Common treatments for lice losing their effectiveness

Let’s face it: Head lice are, in a word, lousy. An estimated 6 to 12 million American children get head lice every year, according to the Centers for Disease Control and Prevention.

Beyond the discomfort and inconvenience of lice infestations, it’s hard to get rid of the pests – and it just may have gotten more difficult. New research has found that the treatments commonly used to treat them may be ineffective as the bugs are becoming more resistant to the standard medications.

Researchers say that some lice are resistant to pyrethroids, an ingredient in most over-the-counter remedies. With the help of public health officials, the research group from Southern Illinois University tested samples of lice from 30 states. They found drug-resistant lice in samples from 25 states, including North Carolina, South Carolina and Virginia.

Pyrethroids are a type of pesticide that is used in popular lice treatments found at drug stores. Common products with the ingredient include brand names such as Pronto, Triple X and RID.

So if these treatments are no longer effective, what should parents do?

“There are still plenty of effective medicines, but you need a prescription to obtain them,” said Dr. Genevieve Brauning, a family medicine practitioner at Novant Health SouthPark Family Physicians. “Before parents could effectively treat their children with drugstore products, but as the lice have become resistant, the products don’t work or they require multiple applications.”

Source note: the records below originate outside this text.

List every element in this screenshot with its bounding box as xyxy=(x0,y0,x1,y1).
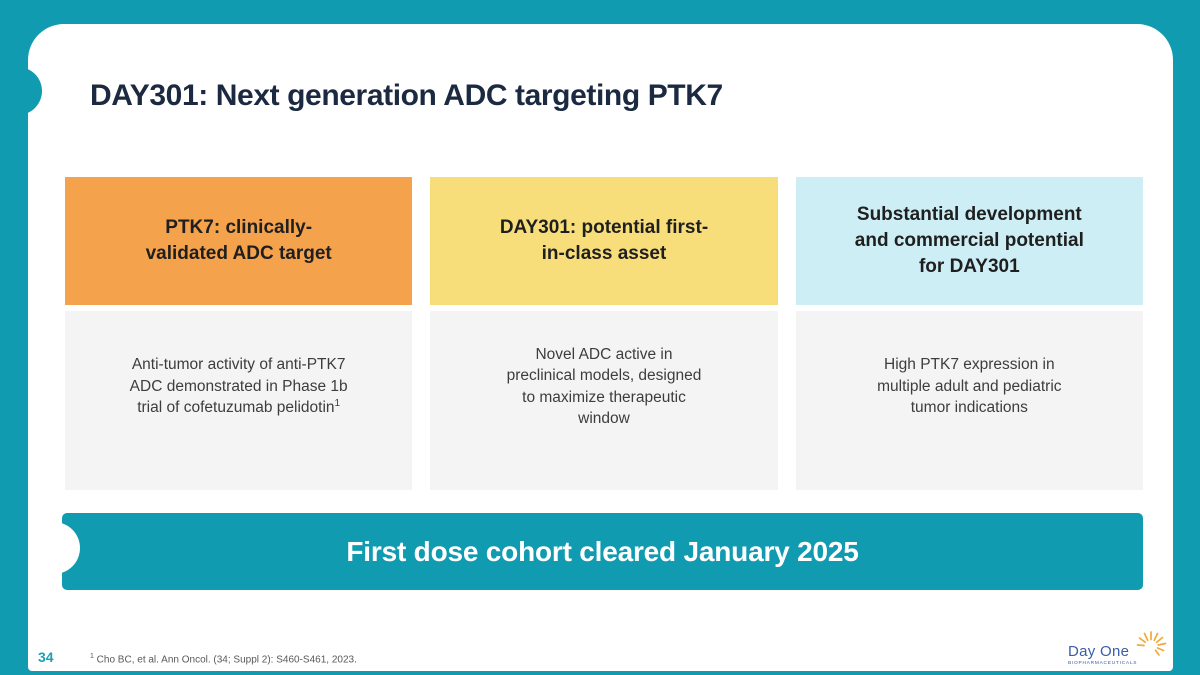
footnote-reference-superscript: 1 xyxy=(334,398,341,410)
card-body: Novel ADC active in preclinical models, … xyxy=(430,311,778,490)
card-ptk7-target: PTK7: clinically- validated ADC target A… xyxy=(65,177,413,490)
card-body-text: Novel ADC active in preclinical models, … xyxy=(506,345,702,427)
card-header-orange: PTK7: clinically- validated ADC target xyxy=(65,177,413,305)
footnote-text: Cho BC, et al. Ann Oncol. (34; Suppl 2):… xyxy=(93,654,357,666)
logo-wordmark: Day One xyxy=(1068,643,1130,660)
banner-left-notch-decoration xyxy=(28,522,80,574)
summary-cards-row: PTK7: clinically- validated ADC target A… xyxy=(65,177,1143,490)
left-edge-notch-decoration xyxy=(0,67,42,115)
logo-subtext: BIOPHARMACEUTICALS xyxy=(1068,661,1138,666)
banner-text: First dose cohort cleared January 2025 xyxy=(346,535,859,567)
card-body-text: Anti-tumor activity of anti-PTK7 ADC dem… xyxy=(129,356,348,417)
page-title: DAY301: Next generation ADC targeting PT… xyxy=(90,79,723,112)
footnote-marker: 1 xyxy=(90,653,94,660)
page-number: 34 xyxy=(38,649,54,665)
card-body-text: High PTK7 expression in multiple adult a… xyxy=(877,356,1062,417)
card-day301-asset: DAY301: potential first- in-class asset … xyxy=(430,177,778,490)
card-header-lightblue: Substantial development and commercial p… xyxy=(795,177,1143,305)
card-header-yellow: DAY301: potential first- in-class asset xyxy=(430,177,778,305)
card-body: Anti-tumor activity of anti-PTK7 ADC dem… xyxy=(65,311,413,490)
footnote: 1 Cho BC, et al. Ann Oncol. (34; Suppl 2… xyxy=(90,653,357,665)
card-body: High PTK7 expression in multiple adult a… xyxy=(795,311,1143,490)
day-one-logo: Day One BIOPHARMACEUTICALS xyxy=(1068,631,1167,666)
highlight-banner: First dose cohort cleared January 2025 xyxy=(62,513,1143,590)
sunburst-icon xyxy=(1136,631,1167,656)
card-commercial-potential: Substantial development and commercial p… xyxy=(795,177,1143,490)
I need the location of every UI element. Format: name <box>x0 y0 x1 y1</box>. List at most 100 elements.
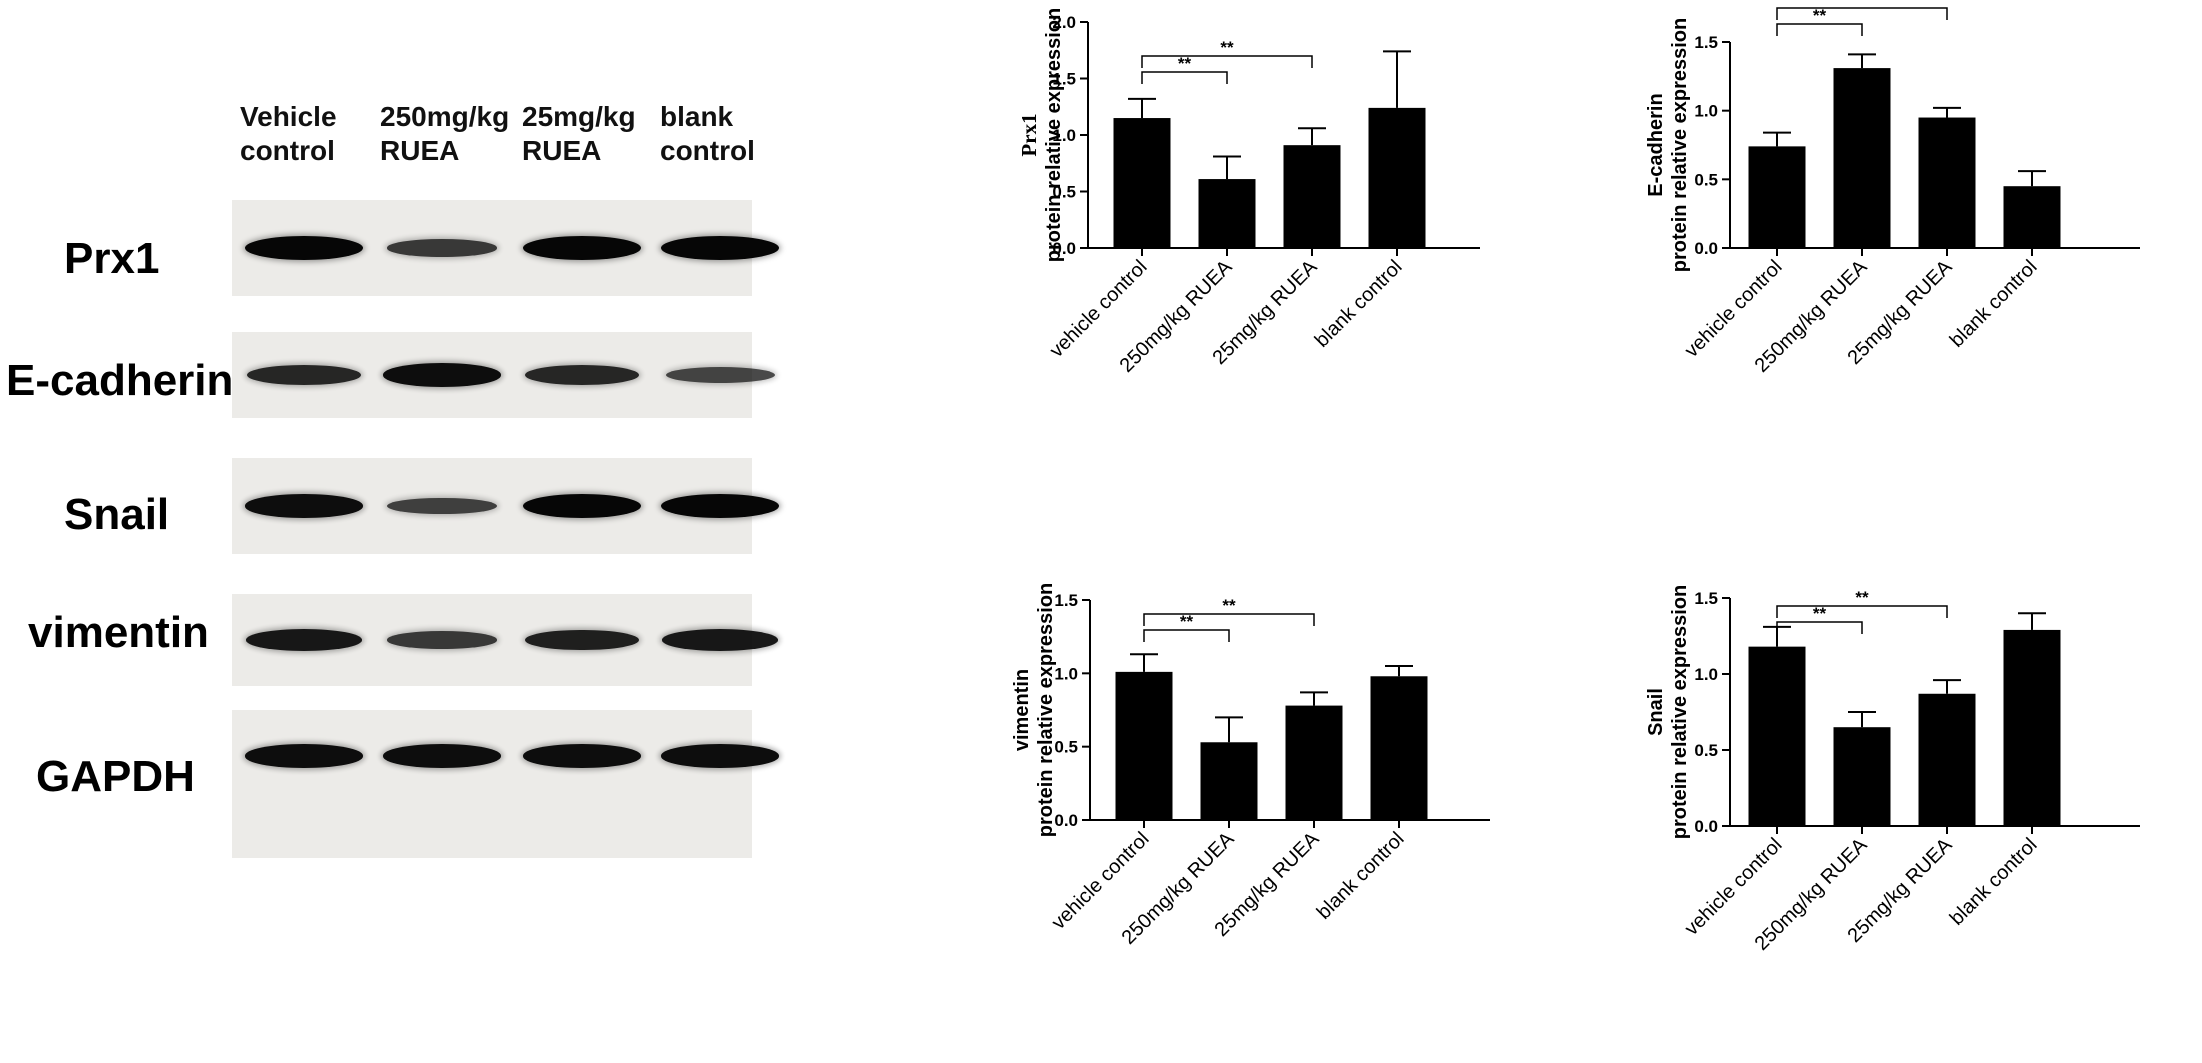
protein-label-e-cadherin: E-cadherin <box>6 356 234 405</box>
protein-label-vimentin: vimentin <box>28 608 209 657</box>
bar <box>2003 186 2061 248</box>
blot-strip-e-cadherin <box>232 332 775 418</box>
blot-band <box>665 367 775 383</box>
y-tick-label: 1.0 <box>1694 102 1718 121</box>
bar <box>1113 118 1171 248</box>
blot-band <box>247 365 361 385</box>
y-tick-label: 0.0 <box>1694 239 1718 258</box>
y-axis-label-line1: Snail <box>1645 688 1667 736</box>
lane-label-line1: Vehicle <box>240 101 337 132</box>
y-tick-label: 2.0 <box>1052 13 1076 32</box>
y-tick-label: 0.0 <box>1054 811 1078 830</box>
blot-strip-snail <box>232 458 779 554</box>
bar <box>1918 693 1976 826</box>
x-tick-label: blank control <box>1946 834 2042 930</box>
y-tick-label: 0.0 <box>1694 817 1718 836</box>
significance-label: ** <box>1855 0 1869 9</box>
chart-snail: 0.0 0.5 1.0 1.5 Snail protein relative expres… <box>1645 585 2140 955</box>
chart-e-cadherin: 0.0 0.5 1.0 1.5 E-cadherin protein relative e… <box>1645 0 2140 377</box>
blot-band <box>523 744 641 768</box>
blot-band <box>386 239 498 257</box>
y-tick-label: 0.5 <box>1052 183 1076 202</box>
significance-bracket <box>1776 23 1863 36</box>
x-tick-label: blank control <box>1313 828 1409 924</box>
y-axis-label-line2: protein relative expression <box>1043 8 1065 263</box>
blot-strip-vimentin <box>232 594 778 686</box>
y-axis-label-line1: Prx1 <box>1017 113 1041 156</box>
significance-bracket <box>1141 55 1313 68</box>
x-tick-label: blank control <box>1946 256 2042 352</box>
lane-label-250mg: 250mg/kg RUEA <box>380 100 509 168</box>
blot-strip-prx1 <box>232 200 779 296</box>
blot-band <box>245 744 363 768</box>
y-axis-label-line1: E-cadherin <box>1645 93 1667 196</box>
significance-bracket <box>1776 605 1948 618</box>
western-blot-panel: Vehicle control 250mg/kg RUEA 25mg/kg RU… <box>0 0 900 1063</box>
lane-label-line2: RUEA <box>522 135 602 166</box>
blot-band <box>383 744 501 768</box>
bar <box>1115 671 1173 820</box>
y-axis-label-line1: vimentin <box>1011 669 1033 751</box>
blot-band <box>523 236 641 260</box>
bar <box>1748 646 1806 826</box>
significance-label: ** <box>1813 6 1827 25</box>
significance-label: ** <box>1222 596 1236 615</box>
significance-bracket <box>1141 71 1228 84</box>
y-tick-label: 1.5 <box>1694 589 1718 608</box>
lane-label-blank: blank control <box>660 100 755 168</box>
blot-band <box>245 494 363 518</box>
lane-label-line2: control <box>660 135 755 166</box>
bar <box>1198 179 1256 248</box>
lane-label-line2: RUEA <box>380 135 460 166</box>
blot-band <box>661 236 779 260</box>
bar <box>2003 629 2061 826</box>
blot-band <box>525 365 639 385</box>
lane-label-line1: blank <box>660 101 734 132</box>
y-tick-label: 1.5 <box>1054 591 1078 610</box>
y-axis-label-line2: protein relative expression <box>1035 583 1057 838</box>
y-tick-label: 1.0 <box>1052 126 1076 145</box>
significance-label: ** <box>1813 604 1827 623</box>
protein-label-snail: Snail <box>64 490 170 539</box>
y-tick-label: 1.0 <box>1694 665 1718 684</box>
significance-bracket <box>1143 613 1315 626</box>
y-tick-label: 1.0 <box>1054 664 1078 683</box>
blot-band <box>246 629 362 651</box>
significance-bracket <box>1776 7 1948 20</box>
blot-band <box>383 363 501 387</box>
bar <box>1370 676 1428 820</box>
protein-label-prx1: Prx1 <box>64 234 160 283</box>
bar <box>1285 705 1343 820</box>
significance-label: ** <box>1180 612 1194 631</box>
bar <box>1368 107 1426 248</box>
y-tick-label: 0.5 <box>1694 170 1718 189</box>
y-axis-label-line2: protein relative expression <box>1669 18 1691 273</box>
blot-band <box>386 631 498 649</box>
lane-label-line1: 25mg/kg <box>522 101 636 132</box>
bar <box>1833 68 1891 249</box>
y-tick-label: 0.5 <box>1054 738 1078 757</box>
y-tick-label: 1.5 <box>1052 70 1076 89</box>
lane-label-line1: 250mg/kg <box>380 101 510 132</box>
blot-band <box>662 629 778 651</box>
lane-label-vehicle: Vehicle control <box>240 100 337 168</box>
y-axis-label-line2: protein relative expression <box>1669 585 1691 840</box>
chart-vimentin: 0.0 0.5 1.0 1.5 vimentin protein relative exp… <box>1011 583 1490 949</box>
blot-band <box>523 494 641 518</box>
significance-bracket <box>1776 621 1863 634</box>
blot-strip-gapdh <box>232 710 779 858</box>
chart-prx1: 0.0 0.5 1.0 1.5 2.0 Prx1 protein relative expr… <box>1017 8 1480 377</box>
blot-band <box>524 629 640 651</box>
significance-bracket <box>1143 629 1230 642</box>
significance-label: ** <box>1220 38 1234 57</box>
bar <box>1200 742 1258 820</box>
protein-label-gapdh: GAPDH <box>36 752 195 801</box>
y-tick-label: 0.0 <box>1052 239 1076 258</box>
lane-label-25mg: 25mg/kg RUEA <box>522 100 636 168</box>
y-tick-label: 0.5 <box>1694 741 1718 760</box>
significance-label: ** <box>1178 54 1192 73</box>
blot-band <box>387 497 497 515</box>
bar <box>1283 145 1341 248</box>
blot-band <box>661 744 779 768</box>
bar <box>1748 146 1806 248</box>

The American Academy of Pediatrics recently issued new guidance for parents in areas where lice were developing resistance to over-the-counter treatments. It recommended getting a pediatrician to prescribe spinosad or topical ivermectin.

“Though tedious, using a nit comb to comb out the lice works, but it has to be repeated multiple times,” Brauning said. “The first combing session removes hatched lice, but not their eggs, so the process is repeated every four days until no lice are found when combing through a child’s hair. Only after three sessions where no lice are seen can you assume that the problem is resolved.”

The Internet also offers an abundance of home remedies on eliminating lice, including smothering an infected child’s scalp with petroleum jelly overnight, using baby oil to remove the petroleum jelly the next day, combing the lice out the hair and repeating the process over the next several days. No wonder parents are overwhelmed by the thought of treating lice.

Brauning says olive oil is a good home remedy. Coat the hair and scalp in olive oil and cover the head in plastic wrap making sure no air is trapped under the wrap. The oil will smother the head lice.

After two to three hours, remove the wrap, shampoo the hair and comb it with a nit comb to remove the dead lice. Sometimes, the hair will need shampooing several times to remove the oil.

The CDC has a full page of step-by-step advice on treating the infected person and the house for lice. If it all seems too overwhelming, parents can take solace in knowing they can hire a service to help out.